Research is done in and across these Centers, in addition to hundreds of small research groups and a few larger research units called Nuclei, which are by design interdisciplinary and temporary, so that they can neither emulate traditional discipline-based departments nor crystalize into bureaucratic structures. Students are exposed to research from the first year on. Multiuser laboratories run as university facilities provide access to advanced equipment for all researchers, independently of the group/nucleus/center they are associated with. Graduate studies are supported by a large program of scholarships, payed from the University´s own budget, and include special options for interaction with industry.
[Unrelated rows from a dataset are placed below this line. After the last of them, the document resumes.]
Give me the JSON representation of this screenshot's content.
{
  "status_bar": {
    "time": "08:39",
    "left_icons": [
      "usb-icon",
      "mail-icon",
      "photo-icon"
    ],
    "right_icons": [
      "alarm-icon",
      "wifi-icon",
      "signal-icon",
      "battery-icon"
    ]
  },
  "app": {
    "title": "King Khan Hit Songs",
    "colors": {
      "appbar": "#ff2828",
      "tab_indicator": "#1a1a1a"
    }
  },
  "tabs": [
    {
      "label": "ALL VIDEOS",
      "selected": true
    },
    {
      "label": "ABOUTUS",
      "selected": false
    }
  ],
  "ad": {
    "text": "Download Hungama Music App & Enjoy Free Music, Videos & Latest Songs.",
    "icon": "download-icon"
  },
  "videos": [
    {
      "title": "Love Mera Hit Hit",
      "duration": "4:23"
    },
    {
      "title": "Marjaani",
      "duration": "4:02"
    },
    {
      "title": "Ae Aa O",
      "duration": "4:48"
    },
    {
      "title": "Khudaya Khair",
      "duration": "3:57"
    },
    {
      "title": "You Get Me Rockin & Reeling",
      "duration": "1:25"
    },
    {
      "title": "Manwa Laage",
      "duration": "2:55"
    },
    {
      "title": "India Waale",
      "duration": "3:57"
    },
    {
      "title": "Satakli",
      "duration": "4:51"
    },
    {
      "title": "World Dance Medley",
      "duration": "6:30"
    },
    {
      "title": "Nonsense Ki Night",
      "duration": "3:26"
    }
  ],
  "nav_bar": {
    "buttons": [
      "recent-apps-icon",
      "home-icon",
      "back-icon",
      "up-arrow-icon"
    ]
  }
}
On the undergraduate level, there are only two entry-level programs at UFABC, known as interdisciplinary Bachelor´s degrees, one focused on science and technology, the other on science and humanities. Both are full degree-granting three-year programs, during which broad subjects such as energy, life, information, society and the structure of matter are dealt with in compulsory classes for all students and supplemented by classes providing technical skills in math, computing, experimentation, etc. Up to 50% of their course load consists of optative classes, which the students can use to take specialized courses leading to 24 undergraduate engineering, teaching and Bachelor´s degrees.
The optative components of the curriculum of the interdisciplinary phase can be (and usually are) used by students to take more specialized classes from the disciplinary curricula. The specialized undergraduate courses are thus not taken after the interdisciplinary Bachelor´s degree, but concomitantly. Hence, the UFABC model is not one of two successive, but largely independent, cycles of formation, as in the Bologna model. Rather, two overlapping undergraduate-level cycles are integrated in one common pedagogic structure.
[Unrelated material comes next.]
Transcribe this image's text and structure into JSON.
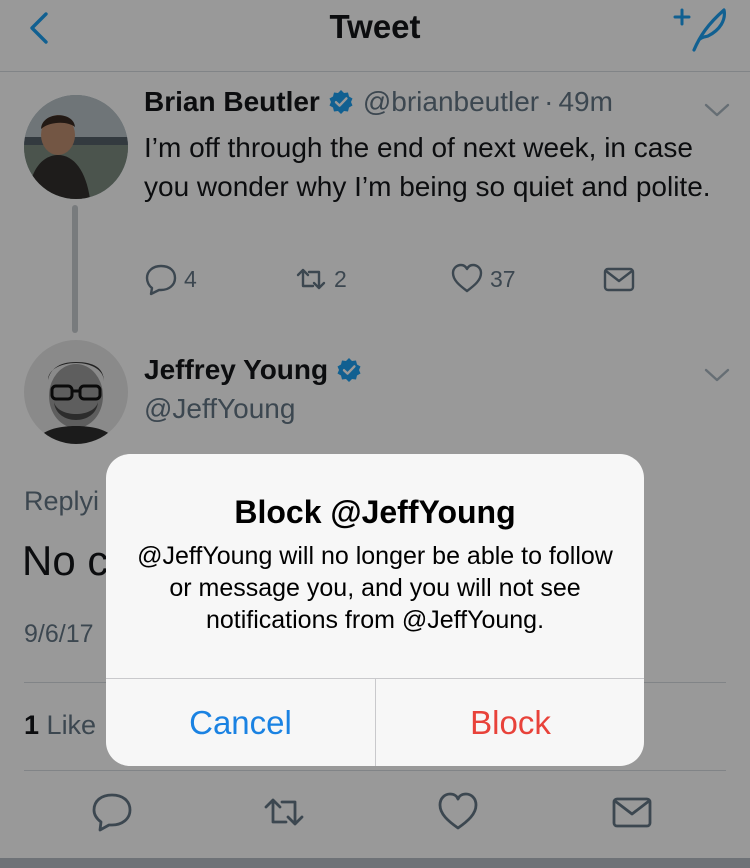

The first lesson from biology, cited above, was to evolve without hesitation. The examples described in the preceding paragraphs illustrate a few possible directions for this evolution. The second lesson, about the importance of diversity, means that not all universities can be, or should be, like UFABC. We need a healthy mixture of universities with different sizes, concepts and structures. For example, not all universities need participate in all four I´s. Interdisciplinarity is key to many urgent scientific and social problems, but this does not mean that the disciplinary problems have disappeared. Likewise, not all universities need to prioritize technological innovation, social inclusion or internationalization.
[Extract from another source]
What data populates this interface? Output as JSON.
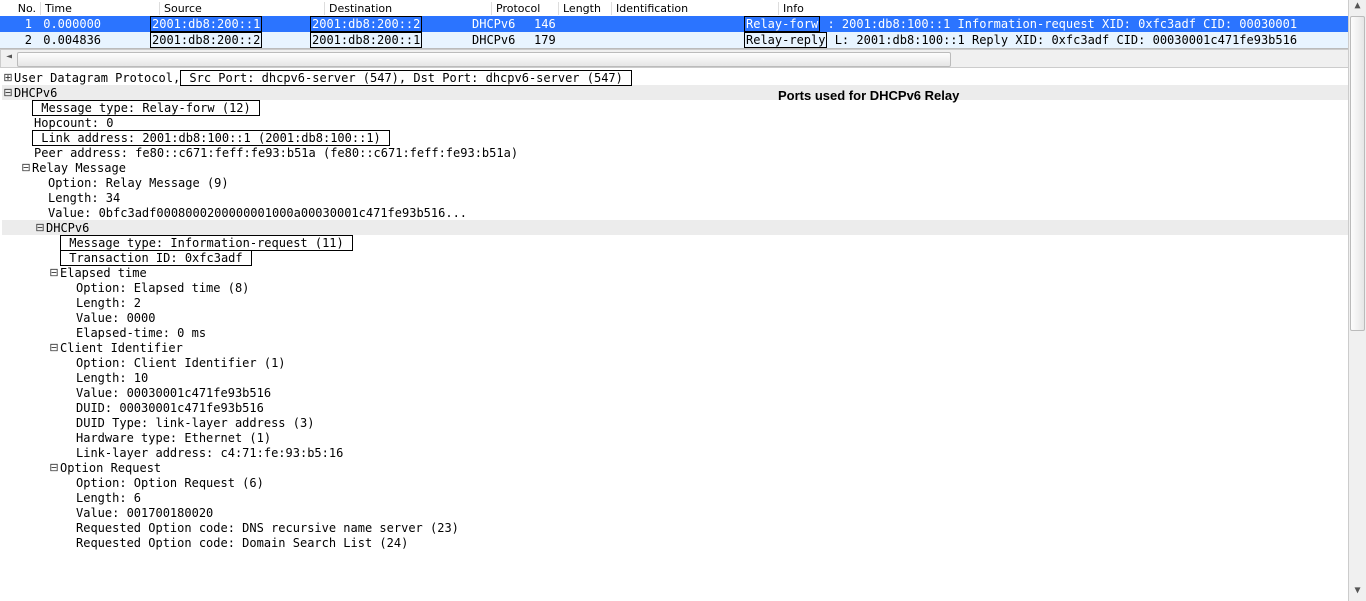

UFABC celebrates its 10th anniversary in September 2016. While 10 years are too little to come to a definite judgement on the success or failure of the new type of university represented by UFABC, the response of students, of the job market and of external and internal evaluations and rankings is highly encouraging.
UFABC, just as other new universities, inherits a millennial tradition while facing the scientific, technological, pedagogic, economic and social challenges of the 21st century. In the past, universities have lived up to these challenges. The future is in our hands.